Probablemente ninguno de ellos haya jugado, como yo jugué, con Gari Kaspárov, en una simultánea en un hotel del Paseo Marítimo de Palma, en fecha indeterminada, entre 1986 y 1990, evento del que no ha quedado rastro en internet, como si nunca hubiera tenido lugar.
Desde hace un par de años, frecuento un bar en el barrio no lejos de mi casa, en mis días libres, tanto en invierno como en verano. El vino es bueno y barato, tanto el tinto como el blanco.
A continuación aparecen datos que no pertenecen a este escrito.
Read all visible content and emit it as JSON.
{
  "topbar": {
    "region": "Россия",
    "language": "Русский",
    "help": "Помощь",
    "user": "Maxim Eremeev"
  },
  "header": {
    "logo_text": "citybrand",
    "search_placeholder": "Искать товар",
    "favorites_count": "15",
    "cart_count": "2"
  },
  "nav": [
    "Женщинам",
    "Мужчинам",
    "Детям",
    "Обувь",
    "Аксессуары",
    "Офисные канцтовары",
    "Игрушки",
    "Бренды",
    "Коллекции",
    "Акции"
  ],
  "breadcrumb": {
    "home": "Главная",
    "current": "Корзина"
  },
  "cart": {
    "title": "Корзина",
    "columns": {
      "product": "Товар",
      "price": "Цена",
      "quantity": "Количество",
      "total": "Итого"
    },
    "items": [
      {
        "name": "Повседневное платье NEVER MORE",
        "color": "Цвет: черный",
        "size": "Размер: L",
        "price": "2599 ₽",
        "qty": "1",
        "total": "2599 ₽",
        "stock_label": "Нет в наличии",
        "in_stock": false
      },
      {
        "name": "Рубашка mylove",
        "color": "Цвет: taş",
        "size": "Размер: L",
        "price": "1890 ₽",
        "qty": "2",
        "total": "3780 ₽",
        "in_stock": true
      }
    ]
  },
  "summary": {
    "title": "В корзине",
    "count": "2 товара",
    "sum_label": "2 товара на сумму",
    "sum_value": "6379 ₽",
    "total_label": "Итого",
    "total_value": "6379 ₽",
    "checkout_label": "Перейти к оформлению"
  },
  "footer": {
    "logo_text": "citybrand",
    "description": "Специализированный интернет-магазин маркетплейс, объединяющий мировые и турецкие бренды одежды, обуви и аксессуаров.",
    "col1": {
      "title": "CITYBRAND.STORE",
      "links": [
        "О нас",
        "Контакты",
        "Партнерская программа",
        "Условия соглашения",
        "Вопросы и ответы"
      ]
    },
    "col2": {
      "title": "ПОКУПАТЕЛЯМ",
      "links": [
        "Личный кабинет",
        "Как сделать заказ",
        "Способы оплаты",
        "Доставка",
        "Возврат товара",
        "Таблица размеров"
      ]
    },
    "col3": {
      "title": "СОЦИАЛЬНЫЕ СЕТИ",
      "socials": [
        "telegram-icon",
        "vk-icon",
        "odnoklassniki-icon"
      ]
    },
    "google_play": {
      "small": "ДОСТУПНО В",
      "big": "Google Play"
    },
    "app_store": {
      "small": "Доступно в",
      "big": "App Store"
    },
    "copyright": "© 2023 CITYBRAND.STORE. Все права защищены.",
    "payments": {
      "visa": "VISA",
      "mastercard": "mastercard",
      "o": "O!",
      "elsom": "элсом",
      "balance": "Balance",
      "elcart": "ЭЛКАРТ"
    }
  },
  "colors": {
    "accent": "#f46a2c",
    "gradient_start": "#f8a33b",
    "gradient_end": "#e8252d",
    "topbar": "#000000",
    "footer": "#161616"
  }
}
Entre las 7 y las 9 de la tarde se reunen allí un grupo de jubilados para jugar al ajedrez. Dos tableros en dos mesas, cuatro jugando y el resto, sentados alrededor o de pie, esperando su turno, respetuosos o irónicos según el grado de confianza.
Sólo un par de ellos son calvos; los demás conservan discretas cabelleras blancas donde brillan los cabellos plateados de la dignidad. Los dos calvos cubren con gorras de tela sus cabezas.
Todos, sin excepción, usan gafas de vista. Y todos, menos uno, son abstemios.
La primera impresión me dijo que eran mayores, evitadores de la muerte mediante este sublime juego. Y con el tiempo, desviando hacia sus rostros y sus manos mi atención, he descubierto que alguno puede ser más joven que yo. No visten mal; sus relojes son caros, y brilla tan sincera la plata de sus reflejos.
No les hablo ni me hablan, ningún saludo, ni hola ni adios. Yo por respeto y ellos por desconocimiento. No formo parte de su club, aparezco y desaparezco y siempre observo las jugadas con una copa de alto tallo y fino cristal entre las manos. Jamás frecuentaría un bar donde se sirviera el vino en vasos de vidrio.
No les hablo ni me hablan. No les he pedido permiso para jugar con ellos, ni ellos me han invitado. Juegan con la esperanza de ganar o ser ganados por alguien que conocen, no por extraños.
Podría vencerles a todos, romper en un instante los sueños que los mantienen vivos. ¿Para qué jugar? Son como niños y yo: el demonio que les observa.
Ni los niños, ni los borrachos ni los locos dicen la verdad. Los niños, por ingenuos; los borrachos, por incapaces; los locos, por absurdidad o extravagancia.
Los jugadores de ajedrez me dicen sin palabras que, tarde o temprano, este será mi destino, mi mejor opción. Una gorra azul marino sobre la calva; los pelos del bigote como alambres de acero; una mano en el bolsillo del pantalón agarrando una moneda y la otra mano, sin temblores, moviendo e intercambiando las piezas sin remordimiento ni piedad.
Algún día jugaré en el cielo con Bobby Fischer. Algún día, cuando Carlsen o Anand vengan al cielo, jugarán conmigo. El recuerdo siempre para V. que me enseñó a mover las piezas a los cinco años y me enseñó que, cuando todo va bien, es probable que algo empeore; y que cuando todo va mal, es más fácil que algo comience a mejorar.
Por el gusto de jugar, y por no asustar al contrincante, me he entregado en algunas partidas. Que nadie se engañe: en una esquina del salón principal del hotel Victoria, hace ya muchos años, y con T. B. como testigo, yo gané al campeón. Con los dedos índice y corazón de la mano derecha tumbó a su rey en un instante mirándome a los ojos sin odio.
En ese amanecer en la bahía, hace ya un cuarto de siglo, y por no comprometer lo ganado, me juré que en adelante reservaría mis dotes y destrezas para la última partida, la fundamental, la que se juega con la vida por delante contra el Jugador Absoluto e Invencible.
Pero el tiempo pasa y la conclusión se demora. Los jugadores jubilados del bar del barrio no lejos de mi casa quizá algún día me acepten entre ellos, como uno más de ellos, un jugador que, por jugar y sólo por jugar, finge de vez en cuando que el otro es mejor.